The co-author of the State Department's independent report on Benghazi, Libya, has agreed to be deposed by congressional Republicans on June 3, but is also pressing for a public hearing, the State Department said Thursday.
The announcement comes after House Oversight Committee Chairman Darrell Issa (R-Calif.) said Wednesday that he would lift his subpoena mandating former Ambassador Thomas Pickering's appearance. Issa had subpoenaed the retired diplomat after he refused to meet for a closed-door deposition. The California lawmaker said Wednesday Pickering had "voluntarily” agreed to appear and speak to committee staff.
“My understanding is that he continues to consider himself to be under subpoena and will appear in accordance with that compulsory obligation to appear,” said State spokesman Patrick Ventrell.
“We understand that the fact that the deposition has been scheduled does not preclude future discussions between Ambassador Pickering's counsel and the committee about the circumstances and rules for his appearance,” Ventrell added. “So that's something that Ambassador Pickering and his outside counsel have been discussing with the committee directly.”
Pickering has asked to appear for a public hearing after the deposition.
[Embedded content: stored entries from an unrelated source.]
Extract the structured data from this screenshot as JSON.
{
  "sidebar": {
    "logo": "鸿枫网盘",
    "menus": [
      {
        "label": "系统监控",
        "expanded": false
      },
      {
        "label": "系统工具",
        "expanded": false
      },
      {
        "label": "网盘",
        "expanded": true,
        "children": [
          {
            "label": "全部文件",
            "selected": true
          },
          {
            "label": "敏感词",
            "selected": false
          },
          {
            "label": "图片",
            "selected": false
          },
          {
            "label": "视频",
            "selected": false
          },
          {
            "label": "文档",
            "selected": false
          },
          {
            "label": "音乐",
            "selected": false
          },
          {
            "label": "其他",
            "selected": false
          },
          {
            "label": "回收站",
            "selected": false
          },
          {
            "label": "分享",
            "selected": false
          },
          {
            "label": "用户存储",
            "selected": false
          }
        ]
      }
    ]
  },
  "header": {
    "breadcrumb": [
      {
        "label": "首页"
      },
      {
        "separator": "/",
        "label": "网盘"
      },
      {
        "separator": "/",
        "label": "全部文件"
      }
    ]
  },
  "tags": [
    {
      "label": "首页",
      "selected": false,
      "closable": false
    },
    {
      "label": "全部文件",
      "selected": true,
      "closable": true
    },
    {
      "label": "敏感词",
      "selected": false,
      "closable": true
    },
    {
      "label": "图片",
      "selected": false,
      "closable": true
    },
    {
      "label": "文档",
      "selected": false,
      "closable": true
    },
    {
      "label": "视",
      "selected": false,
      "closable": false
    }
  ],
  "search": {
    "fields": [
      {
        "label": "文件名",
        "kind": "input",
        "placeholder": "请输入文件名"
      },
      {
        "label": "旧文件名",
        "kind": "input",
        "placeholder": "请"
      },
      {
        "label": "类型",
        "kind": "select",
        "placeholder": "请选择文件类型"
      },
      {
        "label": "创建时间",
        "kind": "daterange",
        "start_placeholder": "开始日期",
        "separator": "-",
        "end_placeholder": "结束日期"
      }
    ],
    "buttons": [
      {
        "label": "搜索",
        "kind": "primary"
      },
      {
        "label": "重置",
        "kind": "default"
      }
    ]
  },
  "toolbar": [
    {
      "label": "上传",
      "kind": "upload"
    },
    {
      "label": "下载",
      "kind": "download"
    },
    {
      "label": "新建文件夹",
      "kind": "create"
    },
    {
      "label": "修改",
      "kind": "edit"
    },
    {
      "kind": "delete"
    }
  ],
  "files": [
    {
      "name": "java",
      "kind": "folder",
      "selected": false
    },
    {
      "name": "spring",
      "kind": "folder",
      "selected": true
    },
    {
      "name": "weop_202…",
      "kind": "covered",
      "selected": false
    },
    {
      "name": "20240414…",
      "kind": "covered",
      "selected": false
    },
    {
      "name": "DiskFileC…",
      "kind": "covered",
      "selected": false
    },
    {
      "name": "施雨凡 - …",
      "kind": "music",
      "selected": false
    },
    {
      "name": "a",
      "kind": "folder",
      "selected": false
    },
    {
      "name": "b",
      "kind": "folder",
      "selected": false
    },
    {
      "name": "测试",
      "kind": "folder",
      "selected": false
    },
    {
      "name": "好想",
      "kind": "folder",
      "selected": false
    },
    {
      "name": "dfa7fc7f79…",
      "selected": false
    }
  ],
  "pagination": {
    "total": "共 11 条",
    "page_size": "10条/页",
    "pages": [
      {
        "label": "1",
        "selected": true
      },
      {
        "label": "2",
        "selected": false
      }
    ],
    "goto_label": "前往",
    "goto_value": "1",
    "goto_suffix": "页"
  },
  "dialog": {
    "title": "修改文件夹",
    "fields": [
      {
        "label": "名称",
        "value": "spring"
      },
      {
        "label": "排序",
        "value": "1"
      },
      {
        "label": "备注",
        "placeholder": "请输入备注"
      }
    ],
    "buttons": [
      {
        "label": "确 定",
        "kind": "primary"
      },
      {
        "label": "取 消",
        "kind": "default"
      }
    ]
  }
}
Ventrell said the committee should grant him his wish.
“Well, we support Ambassador Pickering and Admiral Mullen's willingness to appear in public hearings and clarify the record, and we hope they'll be given that opportunity,” he said. “But in the meantime our understanding is that Chairman Issa has still opted for a compulsory deposition that is not public.”
Republicans have criticized last year's Accountability Review Board (ARB), which investigated the State Department's handling of the deadly Benghazi consulate attacks. GOP lawmakers have questioned why Pickering did not interview then-Secretary of State Hillary Clinton and charged that higher ups in the department escaped blame.